A Patient with Propofol and Sevoflurane Allergy: Is it Possible?

Kubal K, Salik I, Barst S, Zaidman G, Junge J
New York Medical College, Valhalla, New york, USA

Introduction:
Kniest dysplasia, described by William Kniest in 1952 as an “atypical chondrodysplasia,” is caused by mutation of the COL2A1 gene which encodes type II collagen. Patients exhibit craniofacial abnormalities such as macrocephaly, flat midface and nose root, and cleft palate. Abnormal tracheal cartilage may result in tracheomalacia. Ventilation and perfusion usually remain unaffected, despite a short, narrow chest. We present a patient with a history of Kniest syndrome.
Case Presentation:
A 6 year old male presents with mitochondrial disorder, skeletal deformities, infantile spasms, severe developmental delay, asthma and bilateral cataracts for an eye EUA prior to cataract surgery. His mother describes a “catastrophic allergic reaction” to previous anesthetic including propofol and sevoflurane, causing irreparable neurologic damage. Physical exam revealed a 12.5 kg nonverbal wheelchair bound male with contractures and small mouth opening. After placement of ASA monitors and pre-oxygenation, an IV was placed in the OR with an ultrasound. 12 ug dexmedetomidine and 25 mg of ketamine were given to induce. A 3.5 uncuffed ET tube was placed following multiple failed attempts with an appropriately sized ET tube; subglottic stenosis was suspected. The patient was paralyzed with rocuronium and maintained on dexmedetomidine infusion. After uneventful extubation he was discharged home that day, subsequently undergoing cataract surgery successfully with the same anesthetic plan.
Discussion:
Kneist syndrome patients present multiple anesthetic challenges. They are at risk for atlantoaxial instability. Head and neck stabilization during intubation and refraining from severe respiratory depression is recommended. Respiratory failure is contingent on the degree of kyphoscoliosis. Growth retardation is common. Large deformed epiphyses, broad metaphyses and short tubular bones result in a “dumbbell” shape, seen in attached figures. Joint space is narrowed with limited mobility. Early-onset myopia, retinal detachment, and sensorineural hearing loss are common. Fixed flexion of major joints make IV access and positioning a challenge. Considering the multiple connective tissue abnormalities related to airway management, difficult intubation can be anticipated. Our patient is a unique case of Kniest dysplasia with multiple anesthetic allergies. Knowledge of comorbidities and a good history are paramount in delivering a safe anesthetic.
References:
Kniest W. Zur Abgrenzung der Dysostosis enchondralis von der Chondrodystrophie. Ztschr Kinderh 1952;70:633–70.
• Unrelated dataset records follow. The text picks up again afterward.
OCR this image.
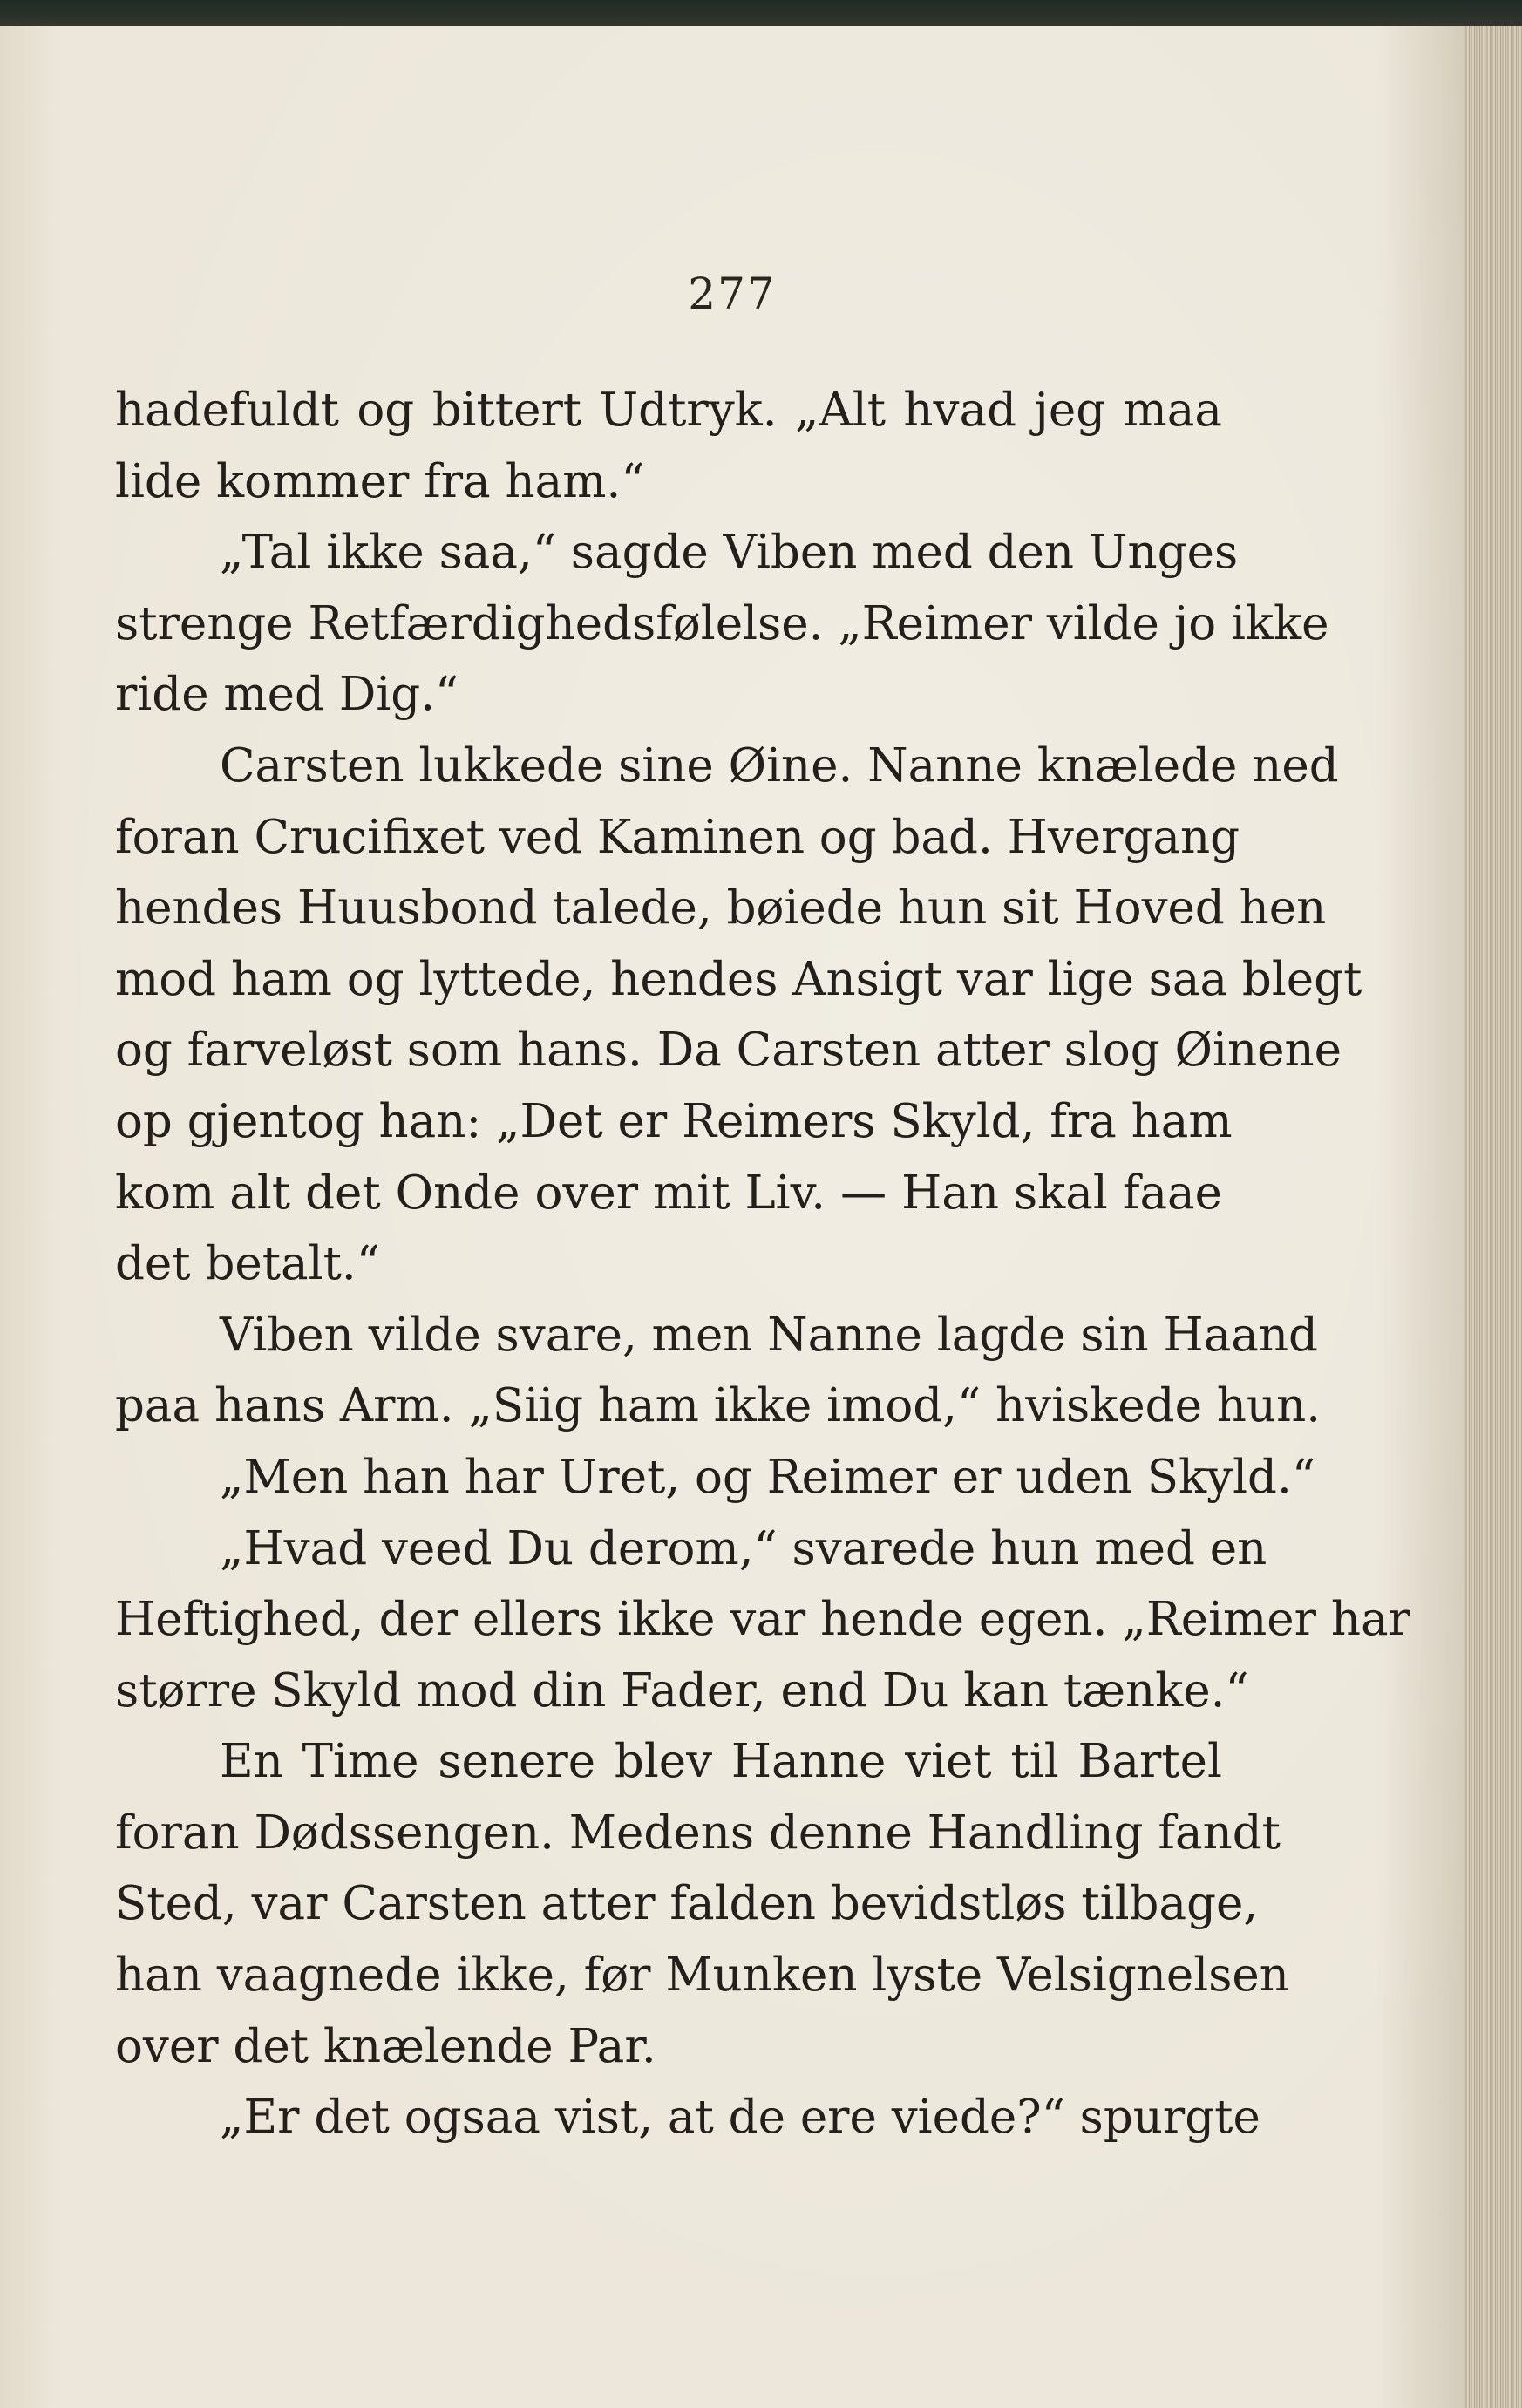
277
hadefuldt og bittert Udtryk. „Alt hvad jeg maa
lide kommer fra ham.“
„Tal ikke saa,“ sagde Viben med den Unges
strenge Retfærdighedsfølelse. „Reimer vilde jo ikke
ride med Dig.“
Carsten lukkede sine Øine. Nanne knælede ned
foran Crucifixet ved Kaminen og bad. Hvergang
hendes Huusbond talede, bøiede hun sit Hoved hen
mod ham og lyttede, hendes Ansigt var lige saa blegt
og farveløst som hans. Da Carsten atter slog Øinene
op gjentog han: „Det er Reimers Skyld, fra ham
kom alt det Onde over mit Liv. — Han skal faae
det betalt.“
Viben vilde svare, men Nanne lagde sin Haand
paa hans Arm. „Siig ham ikke imod,“ hviskede hun.
„Men han har Uret, og Reimer er uden Skyld.“
„Hvad veed Du derom,“ svarede hun med en
Heftighed, der ellers ikke var hende egen. „Reimer har
større Skyld mod din Fader, end Du kan tænke.“
En Time senere blev Hanne viet til Bartel
foran Dødssengen. Medens denne Handling fandt
Sted, var Carsten atter falden bevidstløs tilbage,
han vaagnede ikke, før Munken lyste Velsignelsen
over det knælende Par.
„Er det ogsaa vist, at de ere viede?“ spurgte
Winterpacht A, Hilbert M, Schwarze U, Mundlos S, Spranger J, Zabel BU. Kniest and Stickler dysplasia phenotypes caused by collagen type II gene (COL2A1) defect. Nat Genet 1993;3:323–26.
Gilbert-Barnes E, Langer LO, Jr, Opitz JM, Laxova R, Sotelo-Arila C. Kniest dysplasia: radiologic, histopathological and scanning electronmicroscopic findings. Am J Med Genet 1996;63:34–45.